You can refer to improve patient access. For instance, if your census is packed and you lack time, a referral may be a good idea.
Remember to document your reasons for referring patients.
Tip #2: Explanations
It’s imperative that your patients understand why the referral is necessary. Explain what to expect during the referral process and from the specialist appointment. Give your patients the opportunity to ask questions, and encourage them to follow-up with questions addressed to the specialist as necessary. Always document that you have informed the patient.
Tip #3: Protocol
After deciding to refer, follow a protocol or use referral management software that includes everyone in the practice.
The protocol should be initiated immediately—especially in cases of high need. Office staff should set up an appointment with the specialist before the patient leaves the office.
Tip #4: Touching base
According to the AAFP, it is the responsibility of the physician accepting the referral to maintain appropriate and timely communication with the referring physician (and to seek approval from the referring physician for treating or referring the patient for any other condition that is not part of the original referral).
However, it is wise for the referring physician to take the lead in communications. Discuss the referral directly with the specialist. Ensure that the specialist has all the necessary medical records and test results, as well as other documents.
Points to address include: the urgency of the referral, length of the process, methods of communication, and management roles during the duration of the referral. To this end, a referral agreement may be a good idea. Such agreements can ensure that the specialist—and not a mid-level provider such as a nurse practitioner or physician assistant—sees the patient first and delivers medical advice. Deadlines can also be established.
Tip #5: Monitoring
Establish a system to monitor referral due dates and institute a system of reminders. Auditing referrals on a quarterly basis may also be a good idea to catch up on anything missed. If the specialist is behind, then consider another provider for future referrals.
A key to proper monitoring is to review the specialist’s results and recommendations in a timely fashion. Remember that neglecting specialist recommendations can make you liable, so feel free to contact the specialist for diagnosis or needs.
Tip #6: Scripts
Referrals for behavioral health can be particularly sticky. You want to ensure that the patient adheres to your guidance, yet, at the same time, doesn’t feel stigmatized or insulted. Managing mental-health referrals requires finesse and a level of anticipation.

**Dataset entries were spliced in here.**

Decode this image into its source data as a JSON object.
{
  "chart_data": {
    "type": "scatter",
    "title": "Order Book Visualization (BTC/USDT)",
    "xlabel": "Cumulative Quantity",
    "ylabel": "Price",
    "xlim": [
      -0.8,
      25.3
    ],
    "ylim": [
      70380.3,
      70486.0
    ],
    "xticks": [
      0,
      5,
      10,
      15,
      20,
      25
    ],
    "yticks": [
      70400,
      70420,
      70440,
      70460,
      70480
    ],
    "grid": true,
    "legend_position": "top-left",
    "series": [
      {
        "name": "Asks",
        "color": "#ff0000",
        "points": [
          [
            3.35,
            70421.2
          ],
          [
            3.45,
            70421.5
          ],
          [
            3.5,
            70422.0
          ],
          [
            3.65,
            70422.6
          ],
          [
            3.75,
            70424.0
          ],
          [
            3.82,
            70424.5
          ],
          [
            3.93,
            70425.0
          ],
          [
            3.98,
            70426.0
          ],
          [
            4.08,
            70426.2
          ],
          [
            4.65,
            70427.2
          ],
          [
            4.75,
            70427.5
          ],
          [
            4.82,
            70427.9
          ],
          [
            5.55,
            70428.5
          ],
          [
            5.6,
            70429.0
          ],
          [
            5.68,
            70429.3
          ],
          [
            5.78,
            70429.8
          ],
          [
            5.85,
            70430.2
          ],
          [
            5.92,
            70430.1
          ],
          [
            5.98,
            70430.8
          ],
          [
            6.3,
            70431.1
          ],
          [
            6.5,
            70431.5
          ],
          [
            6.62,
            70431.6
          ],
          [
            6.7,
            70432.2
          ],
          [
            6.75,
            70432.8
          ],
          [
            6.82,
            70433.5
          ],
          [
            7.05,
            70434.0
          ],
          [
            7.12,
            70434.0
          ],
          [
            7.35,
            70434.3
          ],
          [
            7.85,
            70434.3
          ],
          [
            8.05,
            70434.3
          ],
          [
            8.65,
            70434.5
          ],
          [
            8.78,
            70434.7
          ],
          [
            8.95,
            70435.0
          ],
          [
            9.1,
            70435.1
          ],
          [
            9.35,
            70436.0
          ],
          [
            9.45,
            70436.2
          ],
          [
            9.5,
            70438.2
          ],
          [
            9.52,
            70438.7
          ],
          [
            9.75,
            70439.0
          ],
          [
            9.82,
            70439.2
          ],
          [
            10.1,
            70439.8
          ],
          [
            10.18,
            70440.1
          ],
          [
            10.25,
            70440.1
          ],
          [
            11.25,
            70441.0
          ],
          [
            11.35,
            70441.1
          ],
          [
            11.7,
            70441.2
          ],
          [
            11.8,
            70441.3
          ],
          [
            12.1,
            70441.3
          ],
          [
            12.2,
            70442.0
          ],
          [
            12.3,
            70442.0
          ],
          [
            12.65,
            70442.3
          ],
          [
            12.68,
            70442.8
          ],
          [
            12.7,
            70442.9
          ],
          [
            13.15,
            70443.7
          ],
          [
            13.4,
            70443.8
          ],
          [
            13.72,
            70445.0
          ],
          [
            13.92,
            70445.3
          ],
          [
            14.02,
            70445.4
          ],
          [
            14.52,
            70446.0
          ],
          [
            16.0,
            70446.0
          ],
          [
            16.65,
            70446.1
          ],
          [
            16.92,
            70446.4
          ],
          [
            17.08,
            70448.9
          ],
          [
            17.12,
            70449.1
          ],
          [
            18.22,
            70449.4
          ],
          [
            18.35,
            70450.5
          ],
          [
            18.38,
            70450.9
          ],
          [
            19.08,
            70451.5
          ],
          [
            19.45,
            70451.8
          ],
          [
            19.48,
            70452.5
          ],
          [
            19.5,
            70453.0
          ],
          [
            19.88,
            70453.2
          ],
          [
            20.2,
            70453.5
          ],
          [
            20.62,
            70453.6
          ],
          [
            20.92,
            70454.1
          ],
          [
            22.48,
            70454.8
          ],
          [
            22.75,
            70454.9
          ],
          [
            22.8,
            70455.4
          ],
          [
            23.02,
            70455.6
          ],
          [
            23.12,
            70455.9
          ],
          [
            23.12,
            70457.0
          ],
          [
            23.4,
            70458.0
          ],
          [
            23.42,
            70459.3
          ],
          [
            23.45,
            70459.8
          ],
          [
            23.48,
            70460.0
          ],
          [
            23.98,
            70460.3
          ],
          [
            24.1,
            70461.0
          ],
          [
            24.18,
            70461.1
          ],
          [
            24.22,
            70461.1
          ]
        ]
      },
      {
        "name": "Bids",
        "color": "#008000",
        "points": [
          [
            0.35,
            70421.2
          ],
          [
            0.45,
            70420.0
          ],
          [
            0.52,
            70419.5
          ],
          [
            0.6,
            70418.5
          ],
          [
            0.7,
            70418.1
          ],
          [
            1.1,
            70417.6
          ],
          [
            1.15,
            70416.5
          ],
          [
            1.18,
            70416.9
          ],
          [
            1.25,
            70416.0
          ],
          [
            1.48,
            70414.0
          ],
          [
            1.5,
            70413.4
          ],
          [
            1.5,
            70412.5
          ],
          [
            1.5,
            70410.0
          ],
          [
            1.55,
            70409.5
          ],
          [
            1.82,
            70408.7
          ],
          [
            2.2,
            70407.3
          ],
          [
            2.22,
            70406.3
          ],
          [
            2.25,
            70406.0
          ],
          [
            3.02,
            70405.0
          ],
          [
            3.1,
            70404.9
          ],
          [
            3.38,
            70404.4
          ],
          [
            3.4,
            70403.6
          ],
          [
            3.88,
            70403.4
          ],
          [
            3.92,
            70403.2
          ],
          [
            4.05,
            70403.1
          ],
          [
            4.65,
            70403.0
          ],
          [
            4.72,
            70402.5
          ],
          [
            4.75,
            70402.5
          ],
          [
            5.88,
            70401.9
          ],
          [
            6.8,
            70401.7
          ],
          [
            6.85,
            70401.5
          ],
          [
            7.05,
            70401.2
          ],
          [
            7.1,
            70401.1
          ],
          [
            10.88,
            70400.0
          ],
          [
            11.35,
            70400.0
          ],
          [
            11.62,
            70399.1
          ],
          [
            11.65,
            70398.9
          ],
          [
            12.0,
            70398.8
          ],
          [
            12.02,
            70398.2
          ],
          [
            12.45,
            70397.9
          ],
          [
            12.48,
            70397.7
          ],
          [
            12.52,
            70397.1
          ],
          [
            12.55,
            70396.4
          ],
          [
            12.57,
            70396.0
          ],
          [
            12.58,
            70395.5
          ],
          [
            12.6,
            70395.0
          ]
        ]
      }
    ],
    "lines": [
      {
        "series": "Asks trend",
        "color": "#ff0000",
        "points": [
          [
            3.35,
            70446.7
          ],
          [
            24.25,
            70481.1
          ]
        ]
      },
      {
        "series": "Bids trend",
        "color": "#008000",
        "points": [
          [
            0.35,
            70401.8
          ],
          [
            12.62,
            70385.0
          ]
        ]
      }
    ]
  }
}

The Center for Integrated Healthcare and the VA Healthcare Network Upstate New York makes certain recommendations.
“Avoid creating the impression that you are referring the patient for BH (behavioral health) because you can’t find anything medically wrong with them, rather, emphasize that good health care always involves paying attention to both physical and emotional health and well-being. The key is to frame this as a routine, legitimate part of primary care,” they wrote.
Importantly, developing a script that you routinely follow may be a good idea.
On a final note, remember that you can only recommend and encourage that a patient accepts the referral. Ultimately, it is up to the patient to follow through. Always document when a patient doesn’t follow through with a referral despite your recommendations. Also, document why the patient doesn’t want to follow through with the referral. Remember that the patient can always choose to pursue the referral in the future.